A very good marriage has spouses who appreciate intimacy time with every other, correct? So, it ‘makes sense’ to say that if you force intimacy time you will repair your marriage, proper?
But marriage isn’t backwards compatible like that… It does not operate because these logical solutions are NOT going to work when there is no feelings of attraction or emotional fondness behind them. So even if you happen to be going by means of the motions appropriately, there is no guarantee that you will truly repair your marriage.
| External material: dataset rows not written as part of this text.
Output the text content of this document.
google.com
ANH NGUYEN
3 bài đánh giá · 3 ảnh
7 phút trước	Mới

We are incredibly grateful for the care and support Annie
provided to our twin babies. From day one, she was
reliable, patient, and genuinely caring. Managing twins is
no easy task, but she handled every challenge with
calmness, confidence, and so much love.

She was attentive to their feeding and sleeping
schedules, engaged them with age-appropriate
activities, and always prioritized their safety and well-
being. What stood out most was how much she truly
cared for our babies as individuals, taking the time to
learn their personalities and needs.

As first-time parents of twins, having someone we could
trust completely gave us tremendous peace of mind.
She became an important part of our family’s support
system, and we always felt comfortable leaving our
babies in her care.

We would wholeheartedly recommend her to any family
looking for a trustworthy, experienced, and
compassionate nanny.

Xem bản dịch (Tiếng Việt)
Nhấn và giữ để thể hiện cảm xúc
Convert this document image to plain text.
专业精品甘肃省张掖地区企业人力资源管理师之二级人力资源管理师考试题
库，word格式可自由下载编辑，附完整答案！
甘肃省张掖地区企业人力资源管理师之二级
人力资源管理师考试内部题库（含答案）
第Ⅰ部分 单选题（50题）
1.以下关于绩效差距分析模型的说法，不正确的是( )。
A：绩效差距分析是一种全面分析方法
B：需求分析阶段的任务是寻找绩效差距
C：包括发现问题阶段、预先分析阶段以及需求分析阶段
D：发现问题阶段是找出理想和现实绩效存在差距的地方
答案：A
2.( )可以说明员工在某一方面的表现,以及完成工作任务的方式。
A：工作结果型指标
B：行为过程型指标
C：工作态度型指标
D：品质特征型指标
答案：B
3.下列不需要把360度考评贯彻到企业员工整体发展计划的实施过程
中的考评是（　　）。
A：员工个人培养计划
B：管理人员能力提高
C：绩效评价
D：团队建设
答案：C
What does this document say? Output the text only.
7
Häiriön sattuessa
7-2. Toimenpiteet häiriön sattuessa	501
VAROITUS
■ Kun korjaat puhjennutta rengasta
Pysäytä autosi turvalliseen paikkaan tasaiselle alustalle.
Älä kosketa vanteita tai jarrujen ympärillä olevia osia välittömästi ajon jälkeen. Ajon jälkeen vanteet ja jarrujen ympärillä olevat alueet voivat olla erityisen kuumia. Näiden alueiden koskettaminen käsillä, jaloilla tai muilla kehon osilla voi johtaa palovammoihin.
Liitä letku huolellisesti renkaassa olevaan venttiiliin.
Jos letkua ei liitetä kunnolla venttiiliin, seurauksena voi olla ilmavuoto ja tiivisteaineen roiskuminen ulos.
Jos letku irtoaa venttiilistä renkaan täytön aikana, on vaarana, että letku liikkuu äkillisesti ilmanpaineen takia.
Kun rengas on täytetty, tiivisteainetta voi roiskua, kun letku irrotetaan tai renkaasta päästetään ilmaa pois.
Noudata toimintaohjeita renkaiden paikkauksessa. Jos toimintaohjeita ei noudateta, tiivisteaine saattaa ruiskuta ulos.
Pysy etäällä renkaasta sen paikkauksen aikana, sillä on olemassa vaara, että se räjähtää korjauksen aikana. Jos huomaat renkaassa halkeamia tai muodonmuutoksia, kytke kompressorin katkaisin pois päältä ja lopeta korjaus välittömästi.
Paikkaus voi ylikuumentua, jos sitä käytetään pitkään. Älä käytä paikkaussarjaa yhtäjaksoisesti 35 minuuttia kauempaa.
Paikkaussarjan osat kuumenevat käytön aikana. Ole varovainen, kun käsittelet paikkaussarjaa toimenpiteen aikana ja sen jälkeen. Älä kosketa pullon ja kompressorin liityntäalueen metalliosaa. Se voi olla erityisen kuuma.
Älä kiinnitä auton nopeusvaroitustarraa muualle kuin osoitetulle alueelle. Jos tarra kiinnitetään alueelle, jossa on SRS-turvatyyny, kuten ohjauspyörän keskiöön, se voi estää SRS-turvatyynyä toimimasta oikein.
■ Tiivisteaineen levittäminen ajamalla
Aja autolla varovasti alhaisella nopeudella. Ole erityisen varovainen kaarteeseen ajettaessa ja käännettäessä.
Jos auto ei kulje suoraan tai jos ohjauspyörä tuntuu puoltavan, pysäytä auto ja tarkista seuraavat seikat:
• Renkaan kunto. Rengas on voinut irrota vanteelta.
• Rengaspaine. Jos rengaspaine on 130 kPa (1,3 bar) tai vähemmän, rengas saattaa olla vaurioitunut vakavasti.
In reality, if something you are almost guaranteed to make it worse, mainly because you will remind your wife how poor factors have to be that she can not really feel Something even when you happen to be apparently attempting so really hard.
Keep in mind, attraction is the ONLY point that will save your marriage. With out attraction there is no emotional incentive driving your wife to come back to you… Logic, cause, counseling, courses, books, rational techniques and perseverance will not save your marriage. Feelings, emotion and passion will.
So, does couples counseling operate? Does marriage counseling operate? I suppose I need to let your personal experiences give you the definitive answer, but from all of my own experience I would say that you happen to be superior off attempting to fix issues on your own than with a counselor.